Alors que si on réintègre la technologie comme faisant partie de nous, comme quelque chose que l’on peut façonner, transformer, réinventer, cela ouvre des possibilités. On peut imaginer des formes de technologies plus en harmonie avec le vivant, et repenser notre relation à elles de manière plus créative et plus consciente.
« La technologie ne me semble pas du tout opposée à la nature. Au contraire, elle en fait partie. »

Avec Pharmakon, on retrouve une fois de plus ton goût pour l’interactivé. Pourquoi est-ce si important pour toi que le public puisse manipuler et s’approprier tes œuvres ?
Sabrina Ratté : C’est une bonne question… Quand je crée, c’est un peu comme si je faisais une offrande. Mon travail n’est pas du tout pensé de manière didactique : je ne cherche pas à transmettre un message précis ou fermé. Au contraire, j’ai envie d’ouvrir des pistes, de susciter des questions, d’amener les gens dans un état de curiosité et de réflexion.
L’interactivité s’inscrit dans cette idée. Elle permet aux gens de ne pas être simplement spectateurs, mais de s’engager dans une expérience. Par exemple, dans Pharmakon, le livre crée une relation très directe : on manipule un objet familier, on tourne les pages, et en même temps il se passe quelque chose de presque magique avec l’image qui se transforme.
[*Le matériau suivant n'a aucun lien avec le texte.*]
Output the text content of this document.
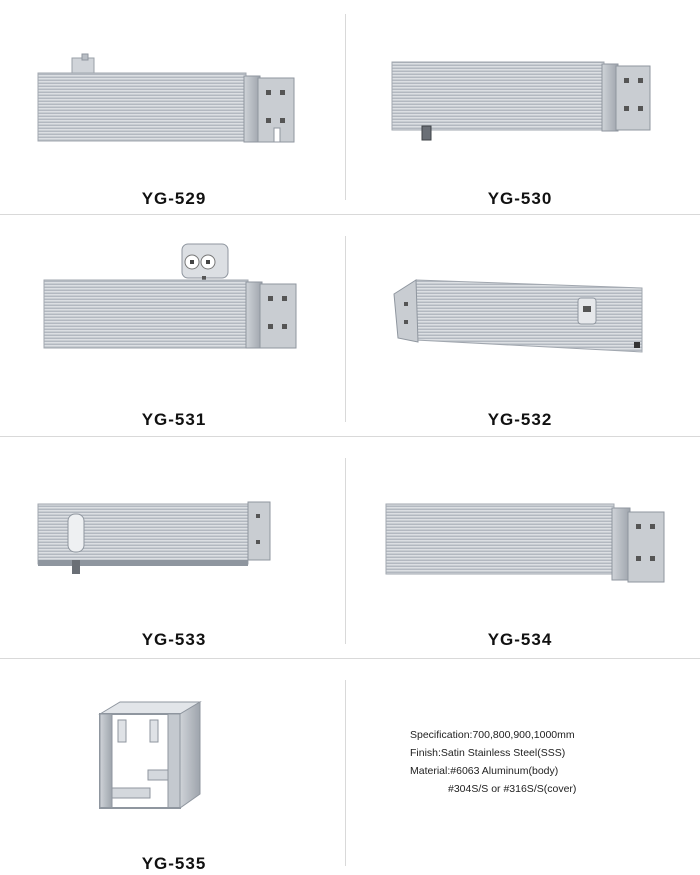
YG-529	YG-530
YG-531	YG-532
YG-533	YG-534
YG-535
Specification:700,800,900,1000mm
Finish:Satin Stainless Steel(SSS)
Material:#6063 Aluminum(body)
#304S/S or #316S/S(cover)
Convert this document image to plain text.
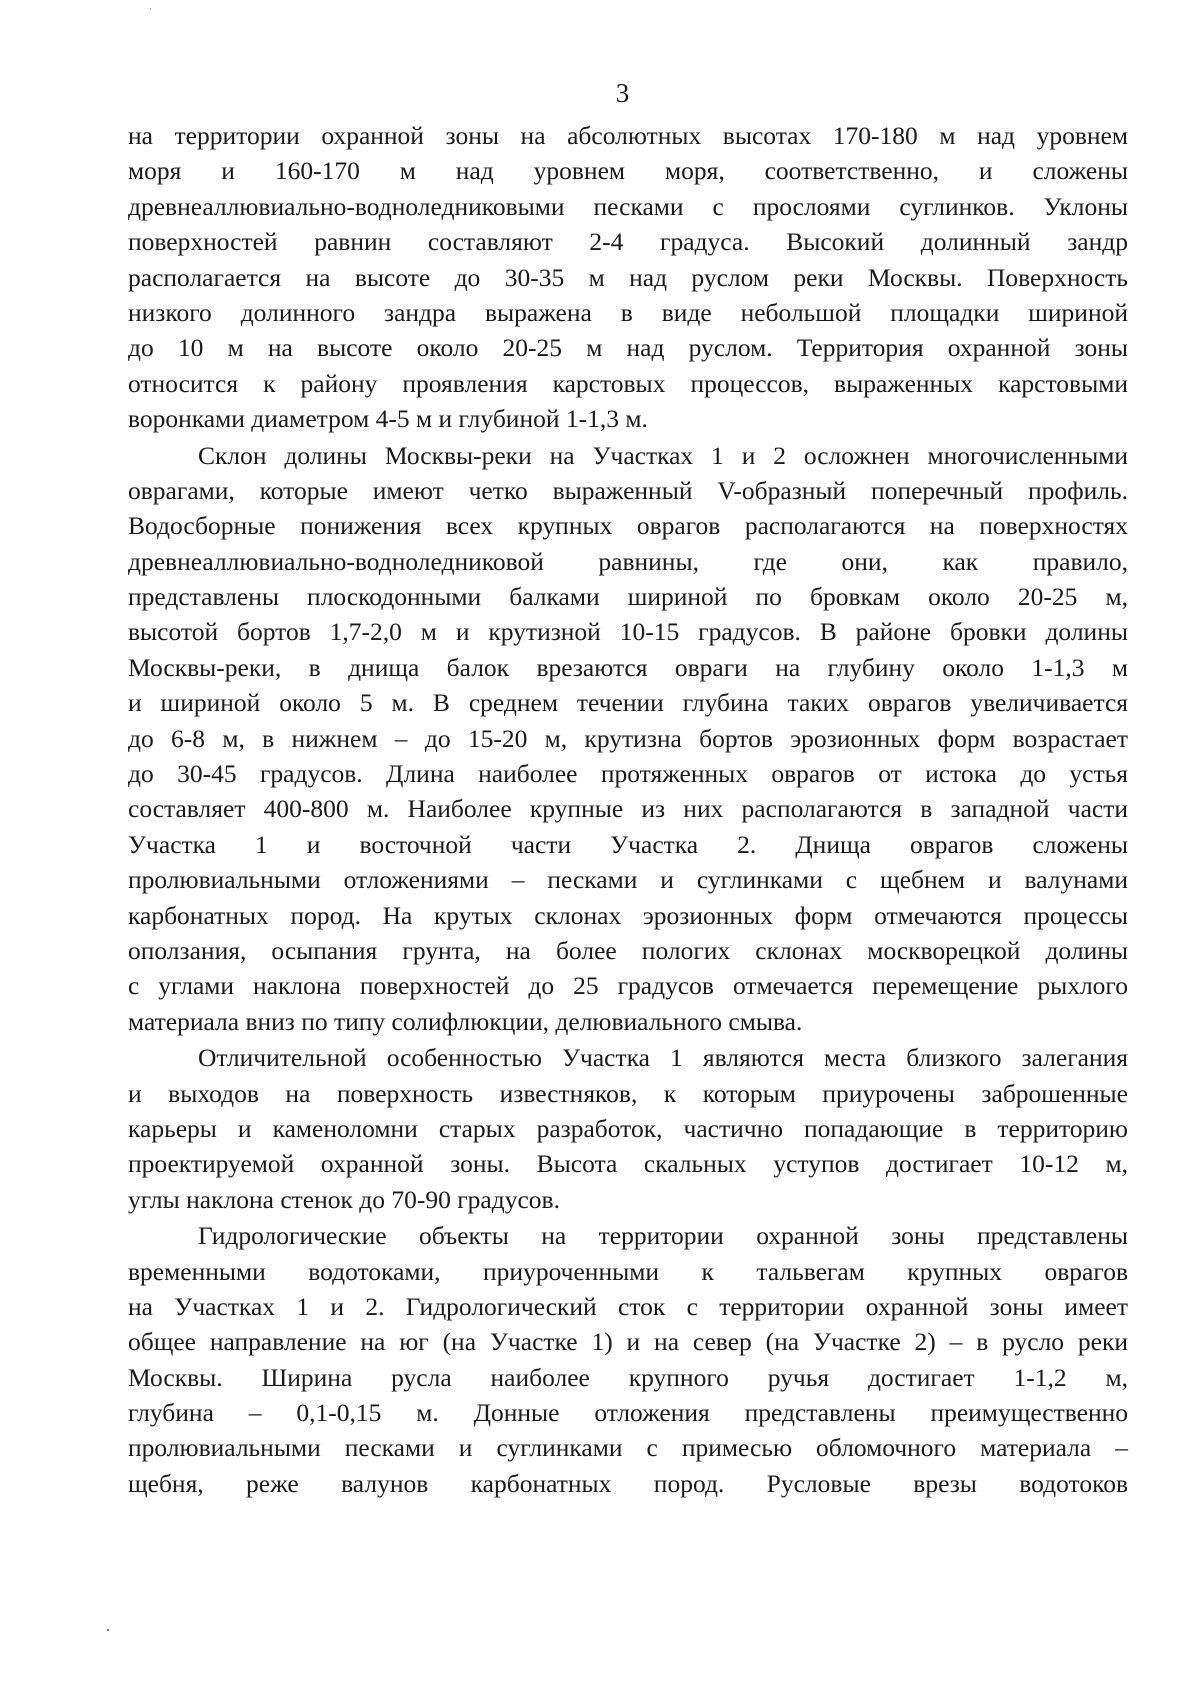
3
на территории охранной зоны на абсолютных высотах 170-180 м над уровнем
моря и 160-170 м над уровнем моря, соответственно, и сложены
древнеаллювиально-водноледниковыми песками с прослоями суглинков. Уклоны
поверхностей равнин составляют 2-4 градуса. Высокий долинный зандр
располагается на высоте до 30-35 м над руслом реки Москвы. Поверхность
низкого долинного зандра выражена в виде небольшой площадки шириной
до 10 м на высоте около 20-25 м над руслом. Территория охранной зоны
относится к району проявления карстовых процессов, выраженных карстовыми
воронками диаметром 4-5 м и глубиной 1-1,3 м.
Склон долины Москвы-реки на Участках 1 и 2 осложнен многочисленными
оврагами, которые имеют четко выраженный V-образный поперечный профиль.
Водосборные понижения всех крупных оврагов располагаются на поверхностях
древнеаллювиально-водноледниковой равнины, где они, как правило,
представлены плоскодонными балками шириной по бровкам около 20-25 м,
высотой бортов 1,7-2,0 м и крутизной 10-15 градусов. В районе бровки долины
Москвы-реки, в днища балок врезаются овраги на глубину около 1-1,3 м
и шириной около 5 м. В среднем течении глубина таких оврагов увеличивается
до 6-8 м, в нижнем – до 15-20 м, крутизна бортов эрозионных форм возрастает
до 30-45 градусов. Длина наиболее протяженных оврагов от истока до устья
составляет 400-800 м. Наиболее крупные из них располагаются в западной части
Участка 1 и восточной части Участка 2. Днища оврагов сложены
пролювиальными отложениями – песками и суглинками с щебнем и валунами
карбонатных пород. На крутых склонах эрозионных форм отмечаются процессы
оползания, осыпания грунта, на более пологих склонах москворецкой долины
с углами наклона поверхностей до 25 градусов отмечается перемещение рыхлого
материала вниз по типу солифлюкции, делювиального смыва.
Отличительной особенностью Участка 1 являются места близкого залегания
и выходов на поверхность известняков, к которым приурочены заброшенные
карьеры и каменоломни старых разработок, частично попадающие в территорию
проектируемой охранной зоны. Высота скальных уступов достигает 10-12 м,
углы наклона стенок до 70-90 градусов.
Гидрологические объекты на территории охранной зоны представлены
временными водотоками, приуроченными к тальвегам крупных оврагов
на Участках 1 и 2. Гидрологический сток с территории охранной зоны имеет
общее направление на юг (на Участке 1) и на север (на Участке 2) – в русло реки
Москвы. Ширина русла наиболее крупного ручья достигает 1-1,2 м,
глубина – 0,1-0,15 м. Донные отложения представлены преимущественно
пролювиальными песками и суглинками с примесью обломочного материала –
щебня, реже валунов карбонатных пород. Русловые врезы водотоков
Ce qui m’intéresse, ce n’est pas que le public comprenne parfaitement tous les concepts derrière l’œuvre, mais plutôt qu’il puisse développer une relation personnelle avec elle. L’interaction ouvre un espace plus intuitif, plus sensible, où chacun peut projeter ses propres interprétations et expériences. C’est aussi une manière de laisser une forme de liberté : l’œuvre n’est pas figée, elle se complète à travers la rencontre avec les personnes qui l’expérimentent.

Tu dis vouloir soulever des questions sans proposer quelque chose de fermé. Est-ce que toi-même, tu as les réponses à tes questions quand tu crées ?
Sabrina Ratté : (elle réfléchit) En réalité, non. Je ne pense pas que la création m’apporte des réponses au sens propre. Au contraire, j’ai l’impression qu’elle complexifie les questions. Le processus créatif me permet d’aller plus loin dans mes réflexions, d’explorer certaines intuitions, d’éclairer peut-être une partie du chemin… mais sans jamais vraiment le refermer. Et c’est justement ça que je trouve intéressant.
J’ai plutôt le sentiment que chaque fois qu’une piste se précise, d’autres apparaissent en parallèle. Comme si le fait de comprendre un peu mieux quelque chose ouvrait en réalité encore plus de directions possibles. C’est vraiment ça, la beauté de la création. Elle nous permet peut-être d’illuminer une partie d’un chemin, mais elle permet surtout d’en faire apparaître trois autres tout de suite après.
- Festival NOÛS, jusqu’au 19.04, BnF, Paris.